Among the primary players on the Ramadan CSR arena is Coca-Cola, a brand which has for a while revolved around positivity, happiness and reviving morals in the Egyptian society. But this year, there was a surprising no-show of Coca-Cola advertisements on television during the first half of Ramadan despite its usual active and creative participation.
This year, the company decided to play things rather differently – instead of advertising its product on TV, Coco-Cola announced that it would only post its video ads on social media.
In the spirit of Ramadan, the initiative aims at putting into better use millions that would have been otherwise used to buy primetime TV slots. Instead, the money will be used to help develop more than 100 underprivileged villages in Egypt.
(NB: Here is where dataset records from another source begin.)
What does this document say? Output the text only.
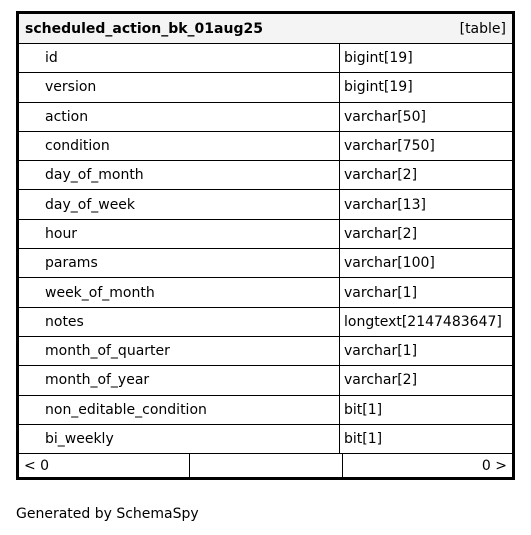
scheduled_action_bk_01aug25	[table]
id	bigint[19]
version	bigint[19]
action	varchar[50]
condition	varchar[750]
day_of_month	varchar[2]
day_of_week	varchar[13]
hour	varchar[2]
params	varchar[100]
week_of_month	varchar[1]
notes	longtext[2147483647]
month_of_quarter	varchar[1]
month_of_year	varchar[2]
non_editable_condition	bit[1]
bi_weekly	bit[1]
< 0	0 >
Generated by SchemaSpy
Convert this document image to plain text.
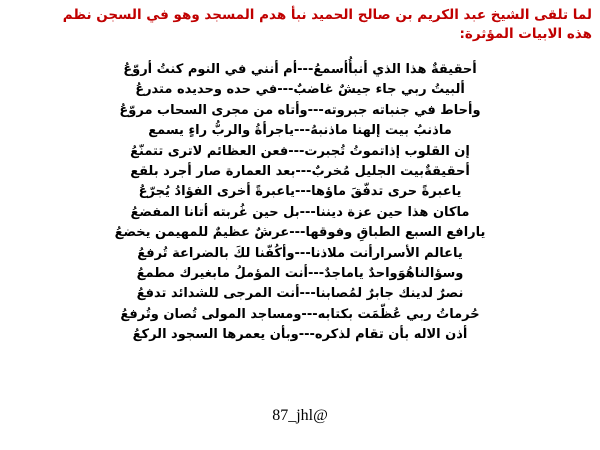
لما تلقى الشيخ عبد الكريم بن صالح الحميد نبأ هدم المسجد وهو في السجن نظم هذه الابيات المؤثرة:

أحقيقةٌ هذا الذي أنبأُأسمعُ---أم أنني في النوم كنتُ أروّعُ
ألبيتُ ربي جاء جيشٌ غاضبٌ---في حده وحديده متدرعُ
وأحاط في جنباته جبروته---وأتاه من مجرى السحاب مروّعُ
ماذنبُ بيت إلهنا ماذنبهُ---ياجرأةُ والربُّ راءٍ يسمع
إن القلوب إذاتموتُ تُجبرت---فعن العظائم لاترى تتمنّعُ
أحقيقةٌبيت الجليل مُخربٌ---بعد العمارة صار أجرد بلقع
ياعبرةً حرى تدفّقَ ماؤها---ياعبرةً أخرى الفؤادُ يُجرّعُ
ماكان هذا حين عزة ديننا---بل حين غُربته أتانا المفضعُ
يارافع السبع الطباقِ وفوقها---عرشٌ عظيمٌ للمهيمن يخضعُ
ياعالم الأسرارأنت ملاذنا---وأكُفّنا لكَ بالضراعة تُرفعُ
وسؤالناهُوَواحدٌ ياماجدٌ---أنت المؤملُ مابغيرك مطمعُ
نصرٌ لدينك جابرٌ لمُصابنا---أنت المرجى للشدائد تدفعُ
حُرماتُ ربي عُظّمَت بكتابه---ومساجد المولى تُصان وتُرفعُ
أذن الاله بأن تقام لذكره---وبأن يعمرها السجود الركعُ
87_jhl@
It is worthy to note that Egypt is today home to 16.7 million children living in poverty. What’s more, 49.9 percent –estimated at 45 million- of Egypt’s overall population live in poverty, with 26.3 percent living in extreme poverty.
Pleased that the public plea for spending less on commercials was finally met, many spectators considered Coca-Cola’s move to be a game changer. But the company didn’t stop there.
After a long wait for Coca-Cola to reveal its campaign, the wait was proven to be worthwhile.
In a society where social gaps seem to grow wider, prejudices and stereotypes continue building higher walls between Egyptians. Oftentimes, Egyptians are caught in the habit of judging and labeling people based on their appearances and social standing.
To break this habit, Coca-Cola’s latest campaign features many successful Egyptian youths who are likely to be subject to stereotypes and false labels, and shows how prejudices blind us from others’ true uniqueness and originality.
In a public calling to abandon such destructive habit, Coca-Cola has initiated the hasthag #ثانية_تفرق (one second makes a difference) asking its audience to spend more time learning about one another before they pass any judgments.
Linking the ‘One Second Makes a Difference’ campaign with the company’s charitable approach mentioned above, Coca-Cola promised to donate LE 1 ($ 0.13) to the development of 100 Egyptian villages for every posted picture showing one’s raised index and using the campaign’s hashtag,
The campaign which was met with vibes of positivity and enthusiasm has seen its ripples spread smiles and inspiration across many countries of the Middle East. Although presented differently in each country, the campaigns boil down to the same message that “Labels are for cans, not for people.”